Memory in Network Flows and Its Effects on Community Detection, Ranking, and SpreadingWhen: Friday, November 15, 2013 at 3:00 pm
Where: DA 5th fl
Speaker: Andrea Lancichinetti
Organization: Department of Chemical and Biological Engineering, Northewestern University
Sponsor: MoBS Lab
It is a paradigm to capture the spread of information and disease with random flow on networks. This conventional first-order Markov approach ignores a potentially important feature of the dynamics: where flow moves to may depend on where it comes from. We analyzed multi-step pathways from different systems and show that ignoring the effects of second-order Markov dynamics has some important consequences for community detection and ranking, but only marginal consequences for disease spreading through air travel.

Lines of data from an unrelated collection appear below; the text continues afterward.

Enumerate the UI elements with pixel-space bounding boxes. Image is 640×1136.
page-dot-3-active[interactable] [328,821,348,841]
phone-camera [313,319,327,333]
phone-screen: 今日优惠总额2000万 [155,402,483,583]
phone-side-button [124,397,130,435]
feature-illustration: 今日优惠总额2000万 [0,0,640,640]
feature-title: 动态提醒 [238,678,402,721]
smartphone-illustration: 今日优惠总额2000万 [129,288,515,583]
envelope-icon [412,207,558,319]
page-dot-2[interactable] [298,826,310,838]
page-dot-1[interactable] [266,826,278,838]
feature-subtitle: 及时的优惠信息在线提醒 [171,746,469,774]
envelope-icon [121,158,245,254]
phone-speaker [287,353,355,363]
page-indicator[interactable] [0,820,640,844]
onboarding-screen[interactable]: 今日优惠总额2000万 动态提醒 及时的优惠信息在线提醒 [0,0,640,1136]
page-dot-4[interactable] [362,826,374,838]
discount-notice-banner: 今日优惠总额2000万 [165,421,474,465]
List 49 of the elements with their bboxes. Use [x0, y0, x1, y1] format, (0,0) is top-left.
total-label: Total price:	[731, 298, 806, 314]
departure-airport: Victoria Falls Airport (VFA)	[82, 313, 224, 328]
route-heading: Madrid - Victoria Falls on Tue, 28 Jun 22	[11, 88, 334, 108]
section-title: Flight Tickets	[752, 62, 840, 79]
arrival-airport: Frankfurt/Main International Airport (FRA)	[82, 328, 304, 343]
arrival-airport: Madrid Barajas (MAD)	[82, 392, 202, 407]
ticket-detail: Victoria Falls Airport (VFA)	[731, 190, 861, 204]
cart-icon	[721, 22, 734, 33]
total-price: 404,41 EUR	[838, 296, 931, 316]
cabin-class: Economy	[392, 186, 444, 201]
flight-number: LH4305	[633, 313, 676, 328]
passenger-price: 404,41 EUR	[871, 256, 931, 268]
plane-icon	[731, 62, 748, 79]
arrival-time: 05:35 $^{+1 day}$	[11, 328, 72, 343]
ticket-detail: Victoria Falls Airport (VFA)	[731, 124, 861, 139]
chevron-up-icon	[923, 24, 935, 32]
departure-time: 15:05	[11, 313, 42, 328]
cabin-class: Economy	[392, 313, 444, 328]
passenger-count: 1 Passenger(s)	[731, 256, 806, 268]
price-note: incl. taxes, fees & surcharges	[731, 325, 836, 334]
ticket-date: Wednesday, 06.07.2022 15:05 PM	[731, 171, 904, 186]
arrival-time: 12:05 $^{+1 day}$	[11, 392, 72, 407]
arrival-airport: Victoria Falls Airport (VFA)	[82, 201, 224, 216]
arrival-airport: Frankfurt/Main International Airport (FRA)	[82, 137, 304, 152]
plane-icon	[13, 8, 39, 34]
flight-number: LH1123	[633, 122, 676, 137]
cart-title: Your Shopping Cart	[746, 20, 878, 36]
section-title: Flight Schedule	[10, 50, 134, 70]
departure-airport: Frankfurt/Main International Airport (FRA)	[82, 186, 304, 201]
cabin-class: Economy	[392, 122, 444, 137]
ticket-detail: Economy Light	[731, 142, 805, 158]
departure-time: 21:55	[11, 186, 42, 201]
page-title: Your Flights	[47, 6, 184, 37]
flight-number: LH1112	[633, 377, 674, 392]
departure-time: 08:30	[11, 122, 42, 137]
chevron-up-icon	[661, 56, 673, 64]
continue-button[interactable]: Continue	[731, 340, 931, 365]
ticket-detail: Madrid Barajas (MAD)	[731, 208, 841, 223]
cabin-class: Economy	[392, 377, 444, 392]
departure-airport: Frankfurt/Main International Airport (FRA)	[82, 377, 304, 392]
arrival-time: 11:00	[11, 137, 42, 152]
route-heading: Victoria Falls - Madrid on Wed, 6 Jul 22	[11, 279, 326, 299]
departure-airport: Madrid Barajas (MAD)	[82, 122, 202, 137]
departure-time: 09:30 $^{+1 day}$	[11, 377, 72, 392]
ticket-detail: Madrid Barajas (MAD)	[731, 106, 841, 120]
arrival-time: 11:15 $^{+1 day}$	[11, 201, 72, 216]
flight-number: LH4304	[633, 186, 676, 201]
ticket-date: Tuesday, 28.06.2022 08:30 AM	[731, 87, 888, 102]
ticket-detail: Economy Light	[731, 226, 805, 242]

However, when focusing on the travel patterns themselves, we observed that random flow on networks understates the effect of communities and exaggerates the effect of highly connected nodes. For example, capturing dyanmics with a second-order Markov model allows us to differentiate airport hubs from popular destinations and reveal actual travel patterns in air traffic, as well as to uncover multidisciplinary journals and ranking that favor specialized journals in scientific communication. These findings were achieved only by using more available data and making no additional assumptions, and therefore suggest that accounting for higher-order memory in network flows can help us better understand how real systems are organized and function.